Americans have several options when saving for retirement. Many choose to open an individual retirement account (IRA) for the benefits it offers. You can contribute to an IRA even if your employer offers a pension plan, although part of your contribution may not be tax-deductible. You can have as many IRAs as you want, but your combined deposits cannot exceed the maximum yearly contribution. The maximum amount as of the publish date is $5,000 for people under 50 years of age, and $6,000 for participants over 50.
1. Choose a plan that uses before-tax dollars, known as a simple IRA. This puts more money to work for you, as the government does not tax your earnings until you start taking distributions at retirement. For example, if you arrange for the payroll department to deduct 5 percent of your pay and deposit it in a simple IRA at the credit union, they will take the 5 percent from the top, before deductions, such as for taxes, social security. If you are 25 years old and work until age 65, you will enjoy 40 years of compounded interest on before-tax earnings.
2. Sign up for an employer-sponsored IRA if your company matches contributions. Some businesses match a percentage, usually up to 5 percent of your pay. For example, if you allocate 3 percent of your pay for a simple IRA, then the company also contributes 3 percent of its funds into your IRA. This doubles the money you are saving for retirement. Your employer may make its contribution at the end of the year.

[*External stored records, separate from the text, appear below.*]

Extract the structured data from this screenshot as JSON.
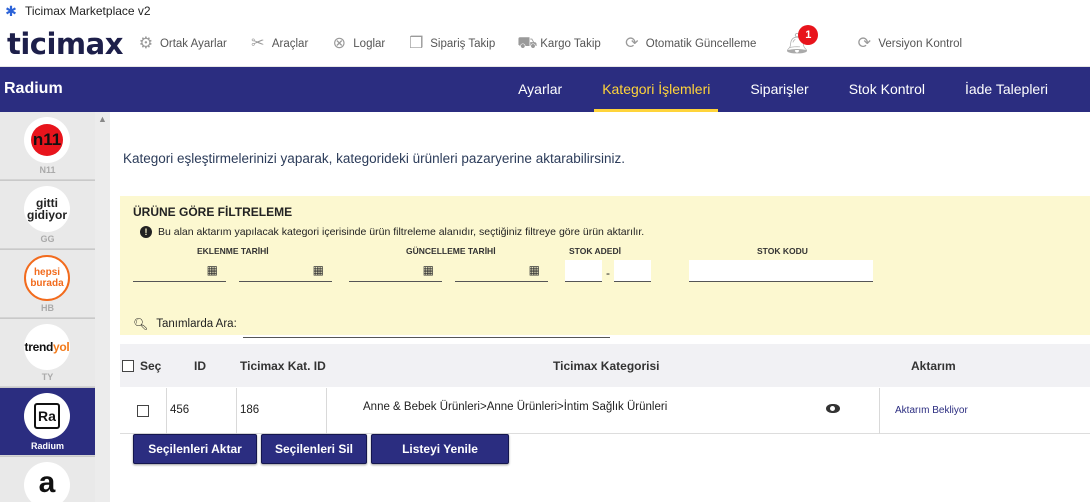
{
  "window": {
    "title": "Ticimax Marketplace v2"
  },
  "toolbar": {
    "logo": "ticimax",
    "items": [
      {
        "label": "Ortak Ayarlar",
        "icon": "gear-icon"
      },
      {
        "label": "Araçlar",
        "icon": "tools-icon"
      },
      {
        "label": "Loglar",
        "icon": "log-icon"
      },
      {
        "label": "Sipariş Takip",
        "icon": "box-icon"
      },
      {
        "label": "Kargo Takip",
        "icon": "truck-icon"
      },
      {
        "label": "Otomatik Güncelleme",
        "icon": "refresh-icon"
      }
    ],
    "notification_count": "1",
    "version_label": "Versiyon Kontrol"
  },
  "navbar": {
    "brand": "Radium",
    "links": [
      {
        "label": "Ayarlar",
        "active": false
      },
      {
        "label": "Kategori İşlemleri",
        "active": true
      },
      {
        "label": "Siparişler",
        "active": false
      },
      {
        "label": "Stok Kontrol",
        "active": false
      },
      {
        "label": "İade Talepleri",
        "active": false
      }
    ],
    "active_color": "#ffd43a",
    "bg_color": "#2b2d80"
  },
  "sidebar": {
    "markets": [
      {
        "code": "N11",
        "logo": "n11",
        "active": false
      },
      {
        "code": "GG",
        "logo_line1": "gitti",
        "logo_line2": "gidiyor",
        "active": false
      },
      {
        "code": "HB",
        "logo_line1": "hepsi",
        "logo_line2": "burada",
        "active": false
      },
      {
        "code": "TY",
        "logo": "trendyol",
        "active": false
      },
      {
        "code": "Radium",
        "logo": "Ra",
        "active": true
      },
      {
        "code": "",
        "logo": "a",
        "active": false
      }
    ]
  },
  "main": {
    "intro": "Kategori eşleştirmelerinizi yaparak, kategorideki ürünleri pazaryerine aktarabilirsiniz.",
    "filter": {
      "title": "ÜRÜNE GÖRE FİLTRELEME",
      "info": "Bu alan aktarım yapılacak kategori içerisinde ürün filtreleme alanıdır, seçtiğiniz filtreye göre ürün aktarılır.",
      "labels": {
        "eklenme": "EKLENME TARİHİ",
        "guncelleme": "GÜNCELLEME TARİHİ",
        "stok_adedi": "STOK ADEDİ",
        "stok_kodu": "STOK KODU"
      },
      "range_separator": "-"
    },
    "search": {
      "label": "Tanımlarda Ara:"
    },
    "table": {
      "headers": {
        "select": "Seç",
        "id": "ID",
        "ticimax_id": "Ticimax Kat. ID",
        "category": "Ticimax Kategorisi",
        "transfer": "Aktarım"
      },
      "rows": [
        {
          "id": "456",
          "ticimax_id": "186",
          "category": "Anne & Bebek Ürünleri>Anne Ürünleri>İntim Sağlık Ürünleri",
          "status": "Aktarım Bekliyor"
        }
      ]
    },
    "buttons": {
      "transfer_selected": "Seçilenleri Aktar",
      "delete_selected": "Seçilenleri Sil",
      "refresh_list": "Listeyi Yenile"
    }
  }
}
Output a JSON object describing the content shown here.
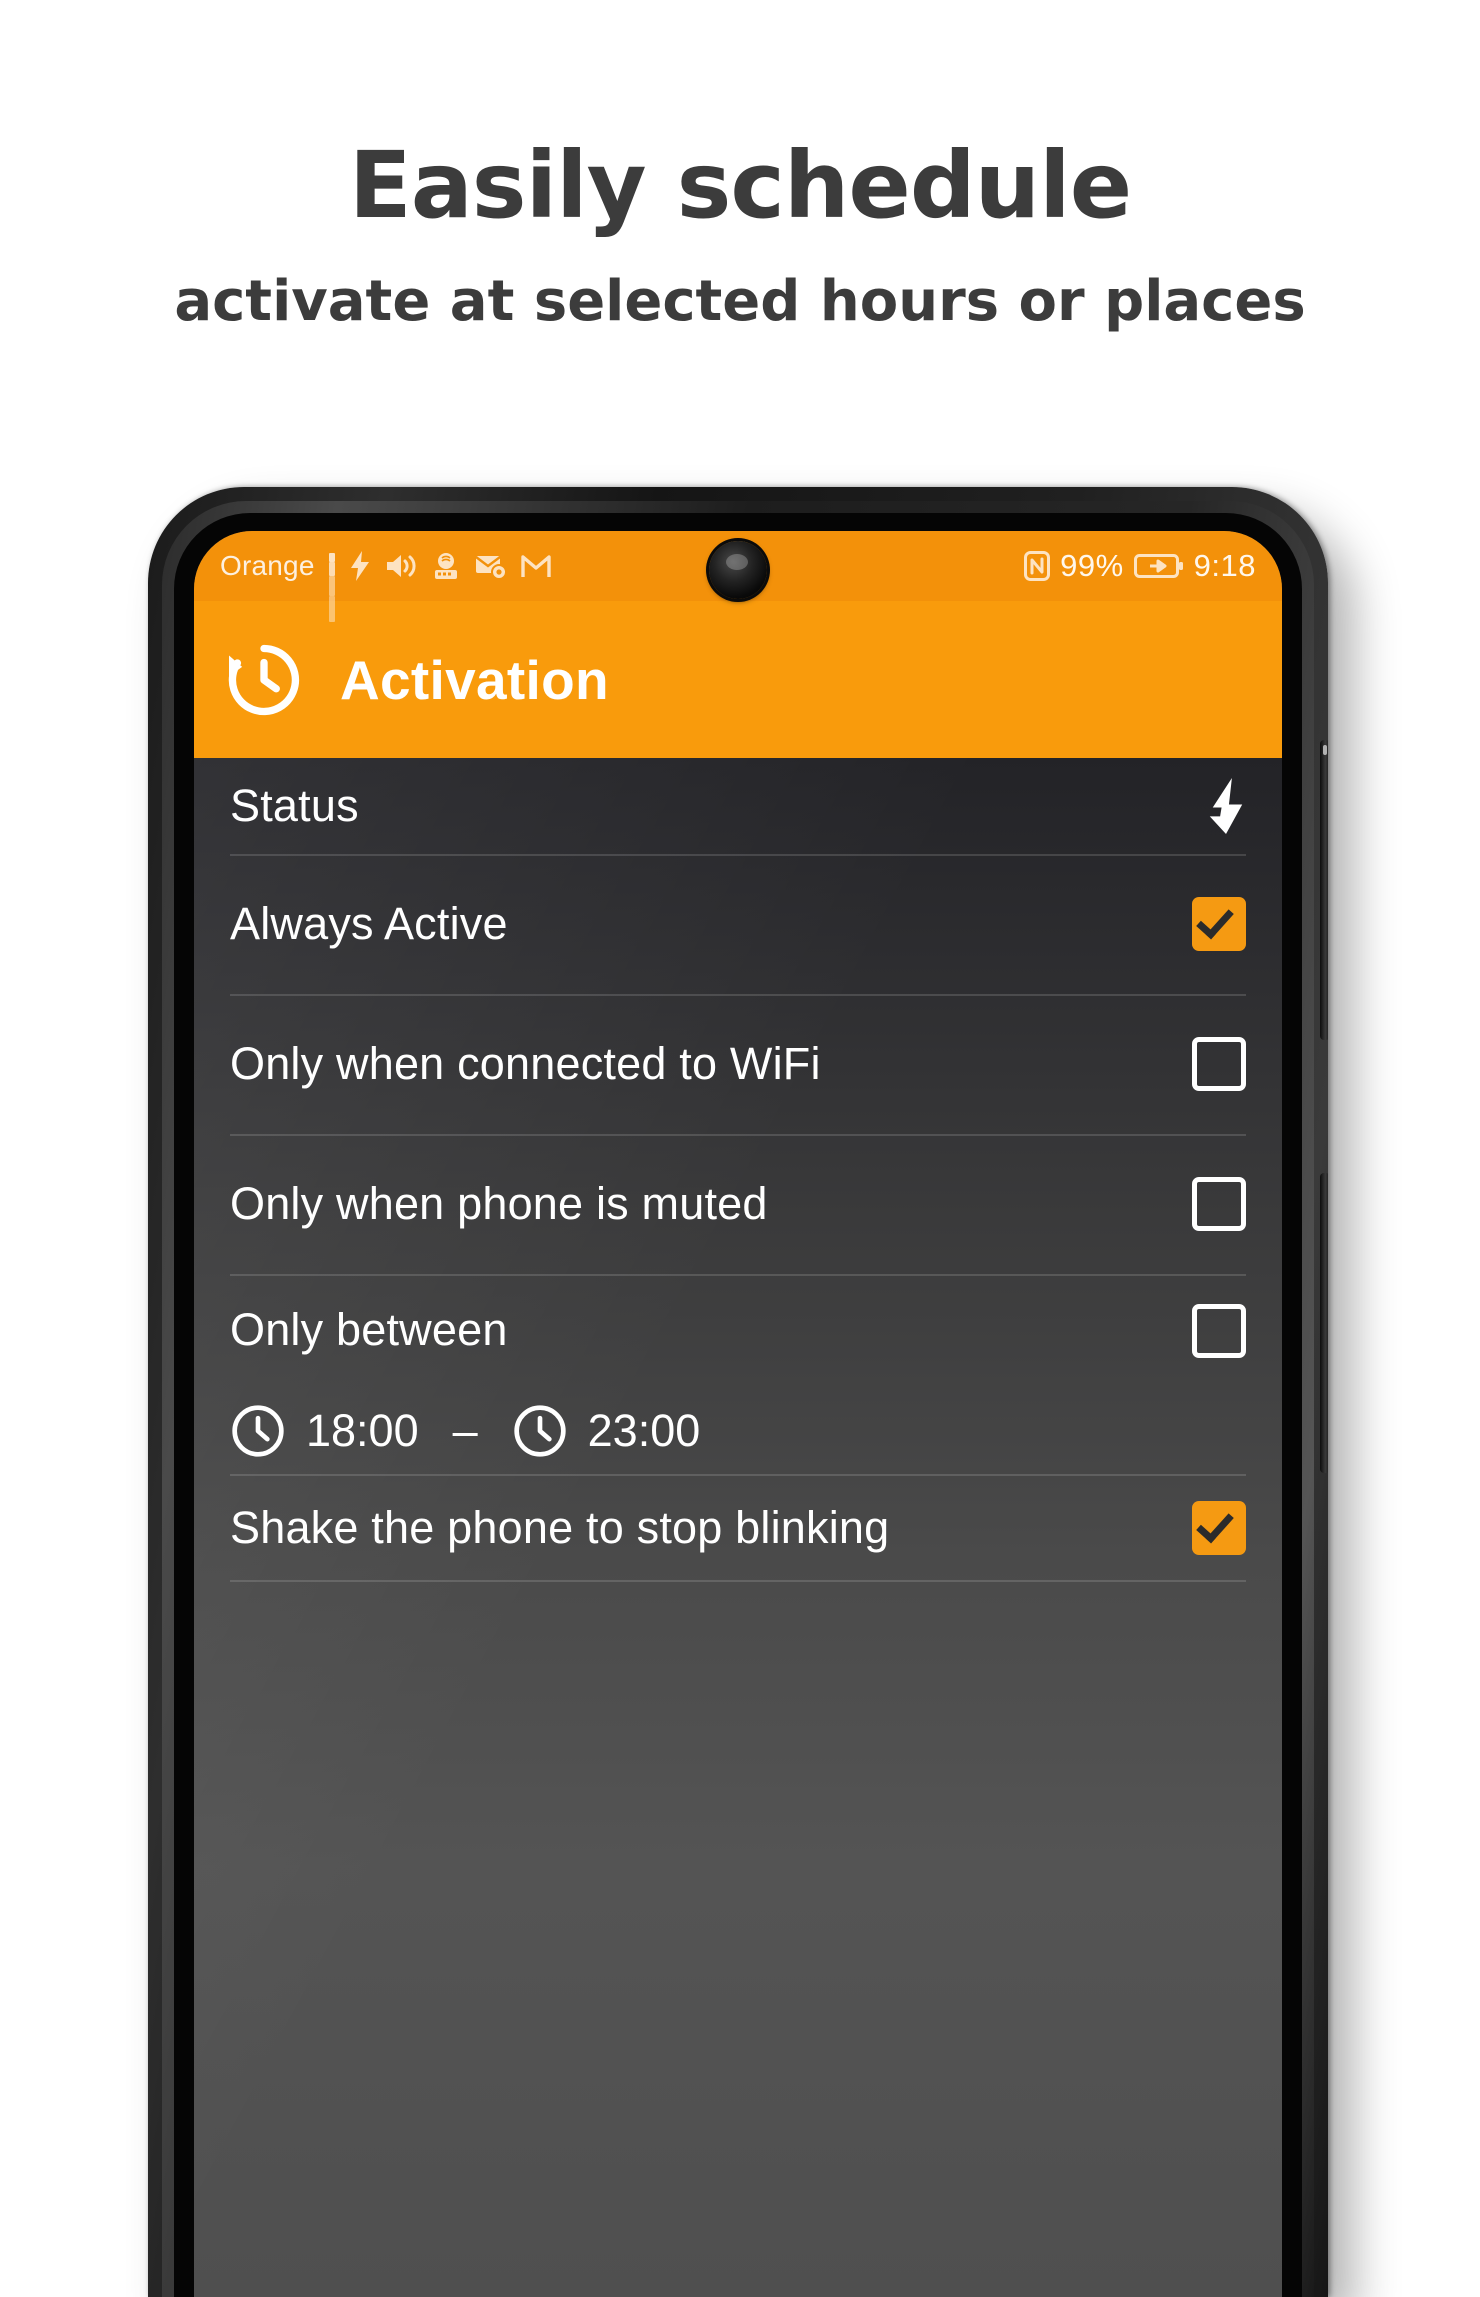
{
  "promo": {
    "title": "Easily schedule",
    "subtitle": "activate at selected hours or places"
  },
  "colors": {
    "accent_orange": "#F99B0C",
    "statusbar_orange": "#F3910A",
    "checkbox_on": "#F59A12",
    "list_top": "#232327",
    "list_bottom": "#545454",
    "text_white": "#FFFFFF",
    "promo_text": "#3C3C3C"
  },
  "phone": {
    "statusbar": {
      "carrier": "Orange",
      "icons_left": [
        "signal-bars-icon",
        "flash-icon",
        "volume-icon",
        "radio-mic-icon",
        "mail-settings-icon",
        "gmail-icon"
      ],
      "nfc_icon": "nfc-icon",
      "battery_percent": "99%",
      "battery_icon": "battery-charging-icon",
      "time": "9:18",
      "camera": "front-camera-punch-hole"
    },
    "appbar": {
      "icon": "history-clock-icon",
      "title": "Activation"
    },
    "list": {
      "rows": [
        {
          "label": "Status",
          "type": "icon",
          "icon": "flash-bolt-icon"
        },
        {
          "label": "Always Active",
          "type": "checkbox",
          "checked": true
        },
        {
          "label": "Only when connected to WiFi",
          "type": "checkbox",
          "checked": false
        },
        {
          "label": "Only when phone is muted",
          "type": "checkbox",
          "checked": false
        },
        {
          "label": "Only between",
          "type": "checkbox-times",
          "checked": false
        },
        {
          "label": "Shake the phone to stop blinking",
          "type": "checkbox",
          "checked": true
        }
      ],
      "time_range": {
        "start_icon": "clock-icon",
        "start": "18:00",
        "separator": "–",
        "end_icon": "clock-icon",
        "end": "23:00"
      }
    }
  }
}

3. Contribute the maximum amount allowed each year to make your IRA grow quickly. As a simple example, if one person contributes $1,000 per year but another person contributes the current maximum of $5,000 per year, without counting interest or employer contributions, the second person will be way ahead at retirement. At the end of 40 years, the first person has $40,000 while the second person has $200,000. The difference is even starker if interest and employer contributions double or triple the IRA balance. The second person will have a more comfortable old age.
4. Consult with a professional to develop an investment strategy for your IRA. Some plans invest aggressively to grow your money faster. However, investments that pay higher returns do so because they are riskier. You could lose some of your money. Finance professionals help you to spread the risk in a manner that meets your goals and level of comfort. They can inform you of specialized IRAs, such as those that invest exclusively in green companies, if this is something you prefer. The law prohibits some investments within IRAs, such as collectibles, according to the Internal Revenue Service (IRS) website.